Esta porta não tem número – é escultura quase plana, algum relevo roubado à espessura bruta de uma pessoa lembrada parada à sua frente. Material esmurrado silêncio pela sua mão em falta, som artificialmente concebido para percorrer o pé-direito do edifício esquecido de chapéus mais altos.
A rua
insinua-se gargalhada pelas costas, como um rio histérico indeciso de margens.
De estridências de borracha e pele falsa nos calcanhares. Barulhos fazem todos,
na corrente de pedras soltas onde se apagam letras na face ao ar, disponíveis para
versos incompletos pontuados amnésia onde deviam rimar. Um tronco
imperfeitamente belo, o melhor em idade descendente da floresta Norte, tombou
directamente para degrau. Executado várias vezes a caminho da altura, nesta
coisa que lar não é palavra suficiente, habitada por mais caixas que corpos,
com as palavras HERANÇA REJEITADA inscritas nas faces todas. Enigmas, sorrisos
alarmantes de escrivães mortos, parte das suas palavras em fuga pelas frinchas
do cartão velho, alegorias do infinito reciclável. Espelhos partidos em todos
os pisos, pelas ocidentais biqueiras dos sapatos por aqui perdidos num tempo,
outro. Os corpos nunca originais, distraídos das suas esquinas, são aqui outras
coisas da luz, contornos absolutamente inúteis. Artifícios apagados no cheiro
de roupa despida lenta e grave de cima para baixo. Os objectos sempre superfícies
à quantidade, em que se tropeça pensamento, num quarto vivo lá no fundo tantos
dias quantos cantos. Prolongam-se rodapés no edifício de poucos pisos ocupados,
a constante interrompida por vãos de outras portas sem número e estuques
barrigudos. O meu apelido incompleto, na boca imediatamente esquecida na
paisagem do teu corpo interrompido em corte.
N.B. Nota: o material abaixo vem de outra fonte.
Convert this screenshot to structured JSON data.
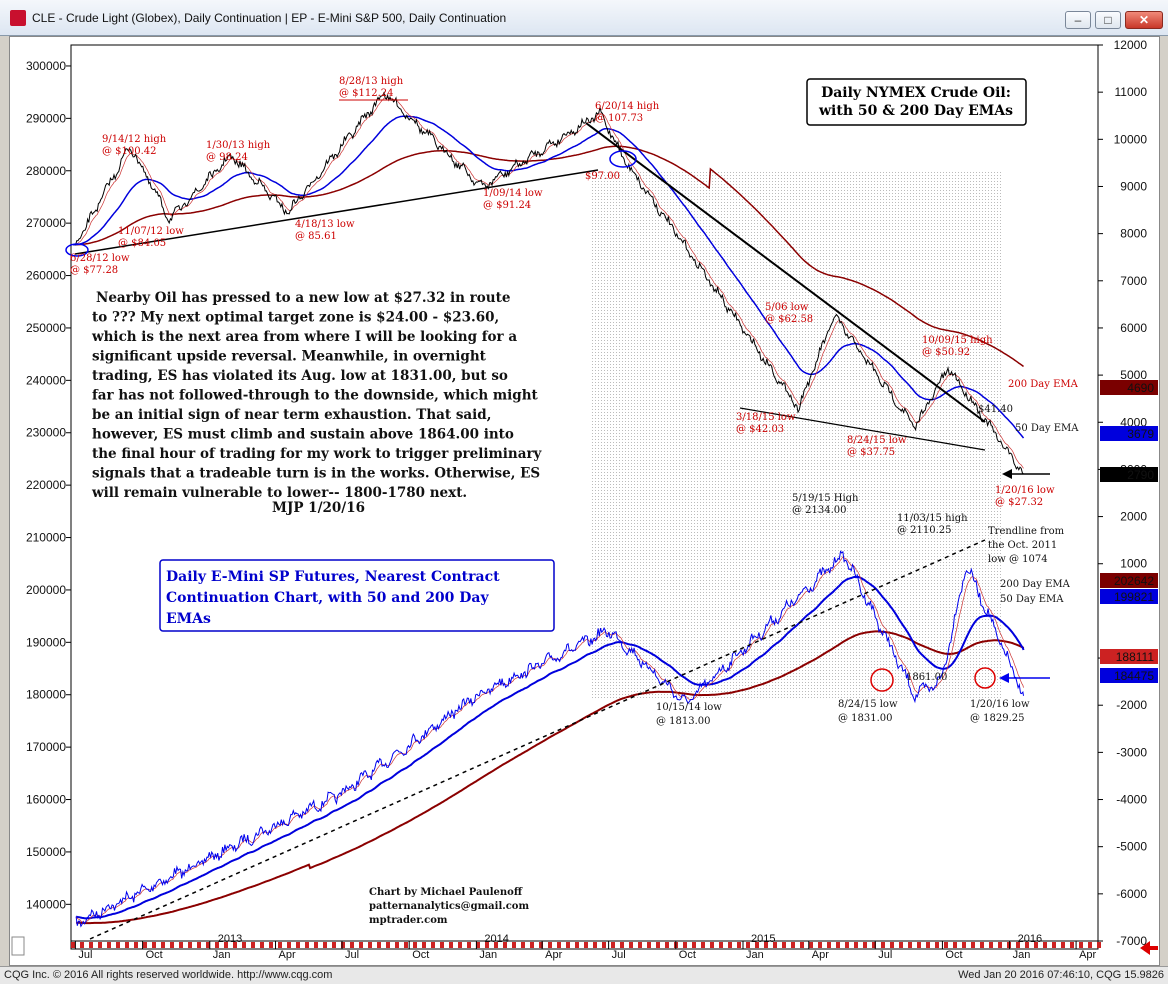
{
  "window": {
    "title": "CLE - Crude Light (Globex), Daily Continuation    |    EP - E-Mini S&P 500, Daily Continuation",
    "btn_min": "‒",
    "btn_max": "□",
    "btn_close": "✕"
  },
  "status": {
    "left": "CQG Inc. © 2016 All rights reserved worldwide. http://www.cqg.com",
    "right": "Wed Jan 20 2016 07:46:10, CQG 15.9826"
  },
  "chart_data": [
    {
      "type": "line",
      "title": "Daily NYMEX Crude Oil: with 50 & 200 Day EMAs",
      "title_lines": [
        "Daily NYMEX Crude Oil:",
        "with 50 & 200 Day EMAs"
      ],
      "y_axis_side": "right",
      "ylim": [
        -7000,
        12000
      ],
      "yticks": [
        "12000",
        "11000",
        "10000",
        "9000",
        "8000",
        "7000",
        "6000",
        "5000",
        "4000",
        "3000",
        "2000",
        "1000",
        "-1000",
        "-2000",
        "-3000",
        "-4000",
        "-5000",
        "-6000",
        "-7000"
      ],
      "price_points": [
        {
          "date": "2012-06-28",
          "value": 77.28
        },
        {
          "date": "2012-09-14",
          "value": 100.42
        },
        {
          "date": "2012-11-07",
          "value": 84.05
        },
        {
          "date": "2013-01-30",
          "value": 98.24
        },
        {
          "date": "2013-04-18",
          "value": 85.61
        },
        {
          "date": "2013-08-28",
          "value": 112.24
        },
        {
          "date": "2014-01-09",
          "value": 91.24
        },
        {
          "date": "2014-06-20",
          "value": 107.73
        },
        {
          "date": "2014-07-24",
          "value": 97.0
        },
        {
          "date": "2015-03-18",
          "value": 42.03
        },
        {
          "date": "2015-05-06",
          "value": 62.58
        },
        {
          "date": "2015-08-24",
          "value": 37.75
        },
        {
          "date": "2015-10-09",
          "value": 50.92
        },
        {
          "date": "2016-01-20",
          "value": 27.32
        }
      ],
      "series": [
        {
          "name": "200 Day EMA",
          "color": "#8b0000",
          "last_label": "4690"
        },
        {
          "name": "50 Day EMA",
          "color": "#0000dd",
          "last_label": "3679"
        }
      ],
      "last_price_label": "2790",
      "trendline_label": "$41.40",
      "annotations": [
        {
          "line1": "9/14/12 high",
          "line2": "@ $100.42"
        },
        {
          "line1": "1/30/13 high",
          "line2": "@ 98.24"
        },
        {
          "line1": "8/28/13 high",
          "line2": "@ $112.24"
        },
        {
          "line1": "6/20/14 high",
          "line2": "@ 107.73"
        },
        {
          "line1": "11/07/12 low",
          "line2": "@ $84.05"
        },
        {
          "line1": "4/18/13 low",
          "line2": "@ 85.61"
        },
        {
          "line1": "1/09/14 low",
          "line2": "@ $91.24"
        },
        {
          "line1": "6/28/12 low",
          "line2": "@ $77.28"
        },
        {
          "line1": "$97.00",
          "line2": ""
        },
        {
          "line1": "5/06 low",
          "line2": "@ $62.58"
        },
        {
          "line1": "3/18/15 low",
          "line2": "@ $42.03"
        },
        {
          "line1": "8/24/15 low",
          "line2": "@ $37.75"
        },
        {
          "line1": "10/09/15 high",
          "line2": "@ $50.92"
        },
        {
          "line1": "1/20/16 low",
          "line2": "@ $27.32"
        }
      ]
    },
    {
      "type": "line",
      "title": "Daily E-Mini SP Futures, Nearest Contract Continuation Chart, with 50 and 200 Day EMAs",
      "title_lines": [
        "Daily E-Mini SP Futures, Nearest Contract",
        "Continuation Chart, with 50 and 200 Day",
        "EMAs"
      ],
      "y_axis_side": "left",
      "ylim": [
        133000,
        304000
      ],
      "yticks": [
        "300000",
        "290000",
        "280000",
        "270000",
        "260000",
        "250000",
        "240000",
        "230000",
        "220000",
        "210000",
        "200000",
        "190000",
        "180000",
        "170000",
        "160000",
        "150000",
        "140000"
      ],
      "price_points": [
        {
          "date": "2012-07-02",
          "value": 1340
        },
        {
          "date": "2013-07-01",
          "value": 1620
        },
        {
          "date": "2014-01-02",
          "value": 1830
        },
        {
          "date": "2014-07-01",
          "value": 1970
        },
        {
          "date": "2014-10-15",
          "value": 1813.0
        },
        {
          "date": "2015-05-19",
          "value": 2134.0
        },
        {
          "date": "2015-08-24",
          "value": 1831.0
        },
        {
          "date": "2015-09-29",
          "value": 1861.0
        },
        {
          "date": "2015-11-03",
          "value": 2110.25
        },
        {
          "date": "2016-01-20",
          "value": 1829.25
        }
      ],
      "series": [
        {
          "name": "200 Day EMA",
          "color": "#8b0000",
          "last_label": "202642"
        },
        {
          "name": "50 Day EMA",
          "color": "#0000dd",
          "last_label": "199821"
        }
      ],
      "last_price_labels": [
        "188111",
        "184475"
      ],
      "annotations": [
        {
          "line1": "5/19/15 High",
          "line2": "@ 2134.00"
        },
        {
          "line1": "11/03/15 high",
          "line2": "@ 2110.25"
        },
        {
          "line1": "10/15/14 low",
          "line2": "@ 1813.00"
        },
        {
          "line1": "8/24/15 low",
          "line2": "@ 1831.00"
        },
        {
          "line1": "1861.00",
          "line2": ""
        },
        {
          "line1": "1/20/16 low",
          "line2": "@ 1829.25"
        }
      ],
      "trendline_note": [
        "Trendline from",
        "the Oct. 2011",
        "low @ 1074"
      ]
    }
  ],
  "x_axis": {
    "months": [
      "Jul",
      "Oct",
      "Jan",
      "Apr",
      "Jul",
      "Oct",
      "Jan",
      "Apr",
      "Jul",
      "Oct",
      "Jan",
      "Apr",
      "Jul",
      "Oct",
      "Jan",
      "Apr"
    ],
    "years": [
      "2013",
      "2014",
      "2015",
      "2016"
    ]
  },
  "commentary": {
    "lines": [
      "Nearby Oil has pressed to a new low at $27.32 in route",
      "to ???  My next optimal target zone is $24.00 - $23.60,",
      "which is the next area from where I will be looking for a",
      "significant upside reversal. Meanwhile, in overnight",
      "trading, ES has violated its Aug. low at 1831.00, but so",
      "far has not followed-through to the downside, which might",
      "be an initial sign of near term exhaustion. That said,",
      "however, ES must climb and sustain above 1864.00 into",
      "the final hour of trading for my work to trigger preliminary",
      "signals that a tradeable turn is in the works. Otherwise, ES",
      "will remain vulnerable to lower-- 1800-1780 next."
    ],
    "signature": "MJP 1/20/16"
  },
  "credit": {
    "line1": "Chart by Michael Paulenoff",
    "line2": "patternanalytics@gmail.com",
    "line3": "mptrader.com"
  }
}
Plano aos pés descalços, golpes
nus à superfície. Resume-se queixume geométrico de um anjo, desajeitado pelo
torpor do vício que lhe não pertence. Ossos compassados a espaços ponto. Só
suficiente, por eles separados. O céu como pesadelo igual aos outros,
atravessado por angústias velozes e facas afiadas debaixo da cama onde já
existimos. Caído anjo, barafusta ao nível do chão das nódoas que lhe escurecem
o corpo pálido perfeito, antítese desta luz da cidade dolorosa. Colateral
insistência, sugestão. As sombras mal medidas dos prédios, que adormecem de
lado ao meu corpo, nos cantos do quarto. Vivo lá no fundo. Para lá a fronteira
abandonada por um espírito irrequieto, junto dos materiais transformados em
construção.
Esta
porta não tem número – é letra.
Um
lugar lembrado pele, anestesia dobrada em palavras posições todas, sexo indescritível,
espesso como a madeira do piso. Objectos mais antigos que a minha vida,
empilhados por loucuras arrumadas, outras vidas a um canto. A desistência de um
anjo, surdo e pálido – o corpo nu que guardo à janela com parapeito de Inverno,
a estação do último suspiro da manhã.